France has also been fully involved in the NATO/ISAF operation, which was led by a French General last year. A French General now commands the ISAF force in the Kabul region. France continues to play a key role in training the Afghan army. Finally, President Chirac announced an increase of our contribution to ISAF during the Riga Summit.
France is providing these contributions for Afghanistan, while at the same time being heavily involved in a number of difficult peacekeeping operations (Côte d’Ivoire, Bosnia, Kosovo, Lebanon).
As regards France’s so-called desire to weaken NATO, it was not President Chirac, or any other French leader but Mr Donald Rumsfeld who stated that "the mission determines the coalition", which is the negation of a permanent alliance.
Finally, as regards European defence, you seem to forget that all the important steps which have been taken in this respect have been the result of a joint Franco-British initiative (Berlin in 1996, Saint-Malo in 1998) and that the development of the ESDP over the past few years has been based on the need to strengthen the European capabilities, which is good not only for Europe, but also for the strength and cohesion of the Atlantic Alliance.

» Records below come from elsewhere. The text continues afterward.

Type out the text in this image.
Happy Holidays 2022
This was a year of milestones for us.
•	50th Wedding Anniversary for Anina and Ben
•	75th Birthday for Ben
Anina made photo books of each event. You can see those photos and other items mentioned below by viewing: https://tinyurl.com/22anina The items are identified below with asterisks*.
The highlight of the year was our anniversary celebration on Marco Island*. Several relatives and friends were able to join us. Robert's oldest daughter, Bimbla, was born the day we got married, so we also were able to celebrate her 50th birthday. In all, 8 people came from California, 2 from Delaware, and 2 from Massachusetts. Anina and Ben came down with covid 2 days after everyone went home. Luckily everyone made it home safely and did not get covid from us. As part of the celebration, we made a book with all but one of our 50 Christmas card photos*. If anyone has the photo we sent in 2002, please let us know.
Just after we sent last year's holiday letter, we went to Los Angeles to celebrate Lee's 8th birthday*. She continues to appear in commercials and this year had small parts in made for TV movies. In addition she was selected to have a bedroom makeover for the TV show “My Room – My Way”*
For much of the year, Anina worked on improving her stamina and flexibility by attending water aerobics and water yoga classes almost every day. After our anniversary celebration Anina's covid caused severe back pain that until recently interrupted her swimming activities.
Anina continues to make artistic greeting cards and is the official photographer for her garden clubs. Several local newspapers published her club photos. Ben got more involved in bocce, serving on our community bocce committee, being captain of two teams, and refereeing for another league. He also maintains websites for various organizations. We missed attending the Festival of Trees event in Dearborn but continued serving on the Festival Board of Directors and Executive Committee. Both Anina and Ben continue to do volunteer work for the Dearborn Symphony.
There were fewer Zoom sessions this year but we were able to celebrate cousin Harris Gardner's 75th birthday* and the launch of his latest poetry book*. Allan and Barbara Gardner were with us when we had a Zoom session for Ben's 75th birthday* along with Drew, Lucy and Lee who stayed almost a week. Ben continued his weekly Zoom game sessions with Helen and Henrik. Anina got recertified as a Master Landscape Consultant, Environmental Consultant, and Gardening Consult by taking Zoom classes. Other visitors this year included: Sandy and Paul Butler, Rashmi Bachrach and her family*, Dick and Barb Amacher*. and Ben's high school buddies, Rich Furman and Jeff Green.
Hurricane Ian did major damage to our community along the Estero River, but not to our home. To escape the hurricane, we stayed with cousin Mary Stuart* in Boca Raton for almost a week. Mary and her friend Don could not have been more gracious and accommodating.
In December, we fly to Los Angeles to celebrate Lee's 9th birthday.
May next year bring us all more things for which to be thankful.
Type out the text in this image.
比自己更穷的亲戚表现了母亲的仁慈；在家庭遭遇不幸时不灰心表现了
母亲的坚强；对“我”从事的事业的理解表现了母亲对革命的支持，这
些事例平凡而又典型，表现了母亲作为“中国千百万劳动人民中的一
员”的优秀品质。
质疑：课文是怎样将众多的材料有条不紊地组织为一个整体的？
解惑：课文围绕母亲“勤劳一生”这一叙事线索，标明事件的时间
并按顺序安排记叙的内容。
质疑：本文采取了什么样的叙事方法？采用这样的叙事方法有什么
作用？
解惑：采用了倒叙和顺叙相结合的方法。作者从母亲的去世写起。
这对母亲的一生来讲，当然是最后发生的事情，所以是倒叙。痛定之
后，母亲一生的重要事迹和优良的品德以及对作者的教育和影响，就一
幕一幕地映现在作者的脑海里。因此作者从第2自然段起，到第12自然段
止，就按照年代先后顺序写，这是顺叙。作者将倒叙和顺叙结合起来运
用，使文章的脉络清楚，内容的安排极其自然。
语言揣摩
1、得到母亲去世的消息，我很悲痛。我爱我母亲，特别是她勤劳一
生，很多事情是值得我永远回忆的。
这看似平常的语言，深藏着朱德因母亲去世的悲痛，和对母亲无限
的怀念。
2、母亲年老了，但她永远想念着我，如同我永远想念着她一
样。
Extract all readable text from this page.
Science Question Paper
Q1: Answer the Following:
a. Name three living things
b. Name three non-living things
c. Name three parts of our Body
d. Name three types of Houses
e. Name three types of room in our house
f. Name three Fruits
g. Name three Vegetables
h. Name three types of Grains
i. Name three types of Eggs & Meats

The message from the declaration of Saint-Malo in 1998 was that France and the UK, because they are the two countries which have military capabilities and the political will to act, and are permanent members of the Security Council, have a special responsibility to join their efforts for the good of Europe to meet the common threats and challenges we face. This message is even more relevant today. Now is not the time to indulge in futile ideological quarrels which belong to the past.